Les hausses de température, les précipitations variables et les pertes de terres cultivables en raison des crues subites, devraient réduire les rendements agricoles, provoquant une insuffisance alimentaire.#DRRday [35] #OnlyTogether [36] #OXFAM [37] #ASDMA [38] #climatechange [39] pic.twitter.com/yulLBmG26m [40]

— The Disaster Management Authority of Assam (@sdma_assam) 23 octobre 2021 [41]

Les groupes de volontaires à la rescousse

Alors que la crise en Assam ne fait qu'empirer, l'implication populaire pour trouver de nouvelles façons de s'adapter s'est renforcée. La National Disaster Response Force [42] (NDRF, Force de réaction nationale aux catastrophes) a été soutenue par les communautés villageoises et des groupes de bénévoles, tel le Majdolopa Village Disaster Management Committee [8] (Comité de gestion des catastrophes touchant le village Majdolopa) qui a pris la situation en main à sa création en 2015. Il est composé de vingt-trois jeunes bénévoles qui ont sauvé des vies et aidé les citoyens et citoyennes piégés lorsque le fleuve a gonflé cette année.
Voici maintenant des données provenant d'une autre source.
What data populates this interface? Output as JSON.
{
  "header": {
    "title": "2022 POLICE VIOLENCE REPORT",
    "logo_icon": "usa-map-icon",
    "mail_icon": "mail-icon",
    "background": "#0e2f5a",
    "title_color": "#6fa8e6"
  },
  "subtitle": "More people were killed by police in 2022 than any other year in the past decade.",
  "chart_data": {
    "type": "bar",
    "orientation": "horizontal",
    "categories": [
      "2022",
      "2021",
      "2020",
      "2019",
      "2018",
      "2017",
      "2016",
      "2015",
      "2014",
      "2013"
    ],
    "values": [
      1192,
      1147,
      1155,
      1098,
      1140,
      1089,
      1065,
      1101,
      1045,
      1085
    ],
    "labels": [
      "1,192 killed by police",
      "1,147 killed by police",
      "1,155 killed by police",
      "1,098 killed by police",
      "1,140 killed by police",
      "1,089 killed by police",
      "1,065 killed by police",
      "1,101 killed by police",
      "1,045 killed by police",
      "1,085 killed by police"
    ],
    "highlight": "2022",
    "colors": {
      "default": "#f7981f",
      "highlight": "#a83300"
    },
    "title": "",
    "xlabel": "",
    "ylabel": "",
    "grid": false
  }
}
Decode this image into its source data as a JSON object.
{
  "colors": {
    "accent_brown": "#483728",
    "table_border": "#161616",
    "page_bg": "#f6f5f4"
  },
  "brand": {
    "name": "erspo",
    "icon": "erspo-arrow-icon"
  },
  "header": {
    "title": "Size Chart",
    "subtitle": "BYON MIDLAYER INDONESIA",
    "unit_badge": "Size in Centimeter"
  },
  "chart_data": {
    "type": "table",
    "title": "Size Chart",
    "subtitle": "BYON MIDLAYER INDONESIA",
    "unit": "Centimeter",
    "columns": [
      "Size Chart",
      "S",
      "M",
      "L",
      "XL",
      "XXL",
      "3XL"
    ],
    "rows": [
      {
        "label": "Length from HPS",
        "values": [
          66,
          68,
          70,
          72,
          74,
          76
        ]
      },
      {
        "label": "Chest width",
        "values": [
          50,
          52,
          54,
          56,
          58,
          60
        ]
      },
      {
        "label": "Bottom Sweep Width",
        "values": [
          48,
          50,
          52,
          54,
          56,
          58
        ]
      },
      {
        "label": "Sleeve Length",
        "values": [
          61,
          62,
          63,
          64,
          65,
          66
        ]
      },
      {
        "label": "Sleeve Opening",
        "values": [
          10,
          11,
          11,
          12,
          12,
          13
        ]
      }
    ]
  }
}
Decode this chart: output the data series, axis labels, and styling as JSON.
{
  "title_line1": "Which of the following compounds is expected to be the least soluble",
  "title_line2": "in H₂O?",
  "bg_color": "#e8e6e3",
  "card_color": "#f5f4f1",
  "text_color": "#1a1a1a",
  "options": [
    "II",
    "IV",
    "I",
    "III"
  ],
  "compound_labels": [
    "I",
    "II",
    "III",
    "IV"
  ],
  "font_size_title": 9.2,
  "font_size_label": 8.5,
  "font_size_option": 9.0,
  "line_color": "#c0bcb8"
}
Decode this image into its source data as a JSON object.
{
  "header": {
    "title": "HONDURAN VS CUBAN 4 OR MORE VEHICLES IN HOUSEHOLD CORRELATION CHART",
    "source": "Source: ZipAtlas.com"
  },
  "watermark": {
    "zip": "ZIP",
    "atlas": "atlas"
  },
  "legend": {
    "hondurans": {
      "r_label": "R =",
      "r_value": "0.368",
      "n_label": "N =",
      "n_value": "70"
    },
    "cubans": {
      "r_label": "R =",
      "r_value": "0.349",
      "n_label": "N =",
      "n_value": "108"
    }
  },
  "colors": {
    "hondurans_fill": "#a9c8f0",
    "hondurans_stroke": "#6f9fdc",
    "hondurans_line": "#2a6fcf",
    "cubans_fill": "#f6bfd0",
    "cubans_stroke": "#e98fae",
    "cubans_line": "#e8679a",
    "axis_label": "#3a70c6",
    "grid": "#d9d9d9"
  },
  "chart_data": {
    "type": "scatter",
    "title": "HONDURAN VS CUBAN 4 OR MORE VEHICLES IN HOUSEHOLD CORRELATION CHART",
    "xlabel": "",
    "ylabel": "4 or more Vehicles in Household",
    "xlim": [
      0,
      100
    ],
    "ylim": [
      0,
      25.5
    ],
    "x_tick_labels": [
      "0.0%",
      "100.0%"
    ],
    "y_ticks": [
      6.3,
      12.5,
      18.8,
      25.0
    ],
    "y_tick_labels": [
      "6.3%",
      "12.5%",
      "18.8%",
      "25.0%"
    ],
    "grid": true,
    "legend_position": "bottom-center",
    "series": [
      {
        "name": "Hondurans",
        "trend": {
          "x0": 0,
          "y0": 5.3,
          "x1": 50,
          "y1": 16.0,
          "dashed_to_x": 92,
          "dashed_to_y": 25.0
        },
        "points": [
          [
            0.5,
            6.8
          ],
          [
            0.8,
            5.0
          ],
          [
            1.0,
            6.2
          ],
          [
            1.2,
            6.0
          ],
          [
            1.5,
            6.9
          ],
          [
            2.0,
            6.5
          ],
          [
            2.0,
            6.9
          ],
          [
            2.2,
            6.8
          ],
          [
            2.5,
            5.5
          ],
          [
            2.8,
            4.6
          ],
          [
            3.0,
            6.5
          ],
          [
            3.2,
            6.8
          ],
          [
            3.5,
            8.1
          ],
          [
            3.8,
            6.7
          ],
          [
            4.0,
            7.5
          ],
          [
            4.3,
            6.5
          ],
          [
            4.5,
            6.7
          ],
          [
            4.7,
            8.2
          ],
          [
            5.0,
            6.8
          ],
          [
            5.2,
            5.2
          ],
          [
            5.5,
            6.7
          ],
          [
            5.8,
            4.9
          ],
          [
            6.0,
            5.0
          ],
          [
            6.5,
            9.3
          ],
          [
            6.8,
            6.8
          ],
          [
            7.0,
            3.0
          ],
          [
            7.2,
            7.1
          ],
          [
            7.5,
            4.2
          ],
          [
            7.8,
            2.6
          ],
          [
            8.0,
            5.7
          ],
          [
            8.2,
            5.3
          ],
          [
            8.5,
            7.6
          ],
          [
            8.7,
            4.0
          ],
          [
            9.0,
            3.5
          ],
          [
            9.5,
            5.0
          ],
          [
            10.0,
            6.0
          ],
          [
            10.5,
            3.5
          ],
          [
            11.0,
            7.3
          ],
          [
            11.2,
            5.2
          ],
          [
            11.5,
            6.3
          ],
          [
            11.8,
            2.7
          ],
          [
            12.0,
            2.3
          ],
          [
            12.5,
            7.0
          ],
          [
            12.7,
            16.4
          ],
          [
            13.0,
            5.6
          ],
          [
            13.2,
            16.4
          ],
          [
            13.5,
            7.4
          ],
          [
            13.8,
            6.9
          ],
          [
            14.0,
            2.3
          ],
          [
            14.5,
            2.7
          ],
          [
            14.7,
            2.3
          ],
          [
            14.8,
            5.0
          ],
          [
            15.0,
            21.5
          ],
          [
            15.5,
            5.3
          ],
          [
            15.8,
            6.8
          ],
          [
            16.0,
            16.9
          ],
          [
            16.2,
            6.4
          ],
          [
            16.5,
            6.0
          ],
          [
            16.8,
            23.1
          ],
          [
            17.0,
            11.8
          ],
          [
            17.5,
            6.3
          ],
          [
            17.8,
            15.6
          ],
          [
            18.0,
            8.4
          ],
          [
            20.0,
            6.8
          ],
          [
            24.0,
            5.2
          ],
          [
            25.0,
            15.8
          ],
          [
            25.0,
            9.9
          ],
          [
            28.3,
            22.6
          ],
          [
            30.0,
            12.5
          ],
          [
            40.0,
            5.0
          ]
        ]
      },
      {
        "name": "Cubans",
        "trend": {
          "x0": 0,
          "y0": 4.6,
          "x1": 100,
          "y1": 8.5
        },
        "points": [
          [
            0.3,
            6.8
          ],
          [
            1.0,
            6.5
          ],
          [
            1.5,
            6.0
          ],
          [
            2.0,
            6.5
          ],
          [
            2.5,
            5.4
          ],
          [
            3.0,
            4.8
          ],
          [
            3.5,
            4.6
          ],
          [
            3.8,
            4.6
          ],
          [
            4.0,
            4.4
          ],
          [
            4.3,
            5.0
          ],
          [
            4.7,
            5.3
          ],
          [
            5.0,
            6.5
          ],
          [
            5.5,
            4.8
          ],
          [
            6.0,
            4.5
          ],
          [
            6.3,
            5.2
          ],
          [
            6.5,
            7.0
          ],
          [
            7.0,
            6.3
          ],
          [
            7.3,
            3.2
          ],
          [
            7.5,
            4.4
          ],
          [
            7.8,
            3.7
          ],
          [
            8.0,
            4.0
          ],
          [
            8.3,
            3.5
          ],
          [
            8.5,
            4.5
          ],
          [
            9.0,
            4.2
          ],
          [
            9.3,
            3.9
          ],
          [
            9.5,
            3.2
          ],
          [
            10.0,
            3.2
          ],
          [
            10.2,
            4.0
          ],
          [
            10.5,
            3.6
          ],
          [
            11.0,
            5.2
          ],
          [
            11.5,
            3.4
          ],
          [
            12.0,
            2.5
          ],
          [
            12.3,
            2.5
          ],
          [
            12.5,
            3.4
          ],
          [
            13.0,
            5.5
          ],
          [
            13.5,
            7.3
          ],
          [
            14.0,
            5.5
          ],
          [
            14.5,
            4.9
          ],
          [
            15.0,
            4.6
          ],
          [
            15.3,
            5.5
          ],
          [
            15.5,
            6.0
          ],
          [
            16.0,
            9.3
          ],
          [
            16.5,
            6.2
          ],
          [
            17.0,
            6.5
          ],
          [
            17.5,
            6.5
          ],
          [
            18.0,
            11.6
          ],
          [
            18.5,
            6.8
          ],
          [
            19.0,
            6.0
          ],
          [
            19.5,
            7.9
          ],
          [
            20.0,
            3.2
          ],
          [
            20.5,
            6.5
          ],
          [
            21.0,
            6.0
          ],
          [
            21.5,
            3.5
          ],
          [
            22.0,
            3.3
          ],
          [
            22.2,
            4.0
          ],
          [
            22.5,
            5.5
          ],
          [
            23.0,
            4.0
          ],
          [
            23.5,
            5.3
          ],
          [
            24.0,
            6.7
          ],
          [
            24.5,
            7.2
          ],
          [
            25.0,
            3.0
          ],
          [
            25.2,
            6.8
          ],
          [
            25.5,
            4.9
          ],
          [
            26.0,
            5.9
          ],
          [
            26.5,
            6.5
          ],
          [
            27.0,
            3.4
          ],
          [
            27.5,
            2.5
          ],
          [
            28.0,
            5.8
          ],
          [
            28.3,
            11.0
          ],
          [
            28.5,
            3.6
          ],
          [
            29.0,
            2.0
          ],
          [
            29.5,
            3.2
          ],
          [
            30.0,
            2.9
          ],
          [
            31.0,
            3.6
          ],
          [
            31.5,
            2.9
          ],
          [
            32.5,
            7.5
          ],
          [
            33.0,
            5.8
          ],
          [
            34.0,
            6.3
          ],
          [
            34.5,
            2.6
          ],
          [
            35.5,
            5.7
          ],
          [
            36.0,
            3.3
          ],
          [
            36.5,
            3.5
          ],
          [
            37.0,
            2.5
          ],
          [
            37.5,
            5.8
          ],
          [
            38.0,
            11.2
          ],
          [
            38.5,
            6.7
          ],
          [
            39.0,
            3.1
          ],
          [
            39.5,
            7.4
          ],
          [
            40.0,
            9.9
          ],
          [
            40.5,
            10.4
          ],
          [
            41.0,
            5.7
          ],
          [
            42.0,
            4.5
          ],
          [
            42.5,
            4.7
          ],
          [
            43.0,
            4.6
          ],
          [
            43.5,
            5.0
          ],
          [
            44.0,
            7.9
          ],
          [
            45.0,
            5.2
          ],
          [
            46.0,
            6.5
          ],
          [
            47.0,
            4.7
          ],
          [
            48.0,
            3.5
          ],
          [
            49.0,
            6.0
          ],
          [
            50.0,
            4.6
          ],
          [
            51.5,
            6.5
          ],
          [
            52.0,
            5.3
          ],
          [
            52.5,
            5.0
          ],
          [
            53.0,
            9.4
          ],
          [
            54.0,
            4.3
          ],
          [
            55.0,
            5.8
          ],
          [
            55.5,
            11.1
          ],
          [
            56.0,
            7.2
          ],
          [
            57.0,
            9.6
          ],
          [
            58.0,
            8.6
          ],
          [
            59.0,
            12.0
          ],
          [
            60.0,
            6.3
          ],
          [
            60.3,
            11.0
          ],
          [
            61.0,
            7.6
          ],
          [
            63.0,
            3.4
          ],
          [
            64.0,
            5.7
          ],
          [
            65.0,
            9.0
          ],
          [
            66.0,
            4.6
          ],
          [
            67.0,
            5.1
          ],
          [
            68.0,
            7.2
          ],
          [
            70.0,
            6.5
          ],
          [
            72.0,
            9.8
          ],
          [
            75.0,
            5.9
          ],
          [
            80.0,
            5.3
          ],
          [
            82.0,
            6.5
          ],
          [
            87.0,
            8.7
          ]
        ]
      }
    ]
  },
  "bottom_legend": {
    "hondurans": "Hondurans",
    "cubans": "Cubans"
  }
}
Aujourd'hui, on trouve plusieurs comités de ce type en Assam. Le village de Chomoni Chapori [43] a aussi son comité de gestion des catastrophes, composé de volontaires répondant non seulement aux besoins de leur propre communauté mais aussi à ceux des villages voisins. Ces initiatives mises en place par les habitants et habitantes ont une approche à la fois logique et systématique. Le comité du village [43] de Chomoni Chapori se compose de quatre groupes : le premier se charge de lancer des avertissements, le deuxième envoie des secouristes, le troisième s'occupe de l'assainissement et de l'hygiène après la catastrophe, et le quatrième fournit des équipes de recherche pour retrouver les personnes disparues et les éventuels survivants.

Assam flood in 2015. Image via Wikipedia by Pradip Nemane. CC BY-SA 4.0 [44]

L'Assam inondé en 2015. Image Wikipedia prise par Pradip Nemane [44]. CC BY-SA 4.0 [45]

Habitants et habitantes mobilisent aussi tous les outils technologiques à leur disposition, utilisant par exemple des groupes WhatsApp pour alerter des inondations. En 2019, quand les pluies incessantes ont détérioré les rives du fleuve, les membres d'une de ces initiatives, la Friendship Association (Associaiton de l'amitié), ont transmis des messages [46] d'alerte sur les inondations imminentes, du Bhoutan jusqu'en Assam, par l'intermédiaire de leurs proches et des ONG basées en Inde.

Cependant, même si les habitants et les habitantes n'hésitent pas à prêter main forte à leurs villages et communautés dès que l'occasion se présente, ces réactions informelles doivent être renforcées par des mesures plus formelles. En novembre, lors d'une session parlementaire, l'échec du système indien de gestion des crues a été cité [7] comme l'une des causes de la situation désastreuse en Assam. Reste désormais à voir si cela déclenchera l'adoption de mesures supplémentaires visant à atténuer les souffrances des habitants et habitantes de la zone.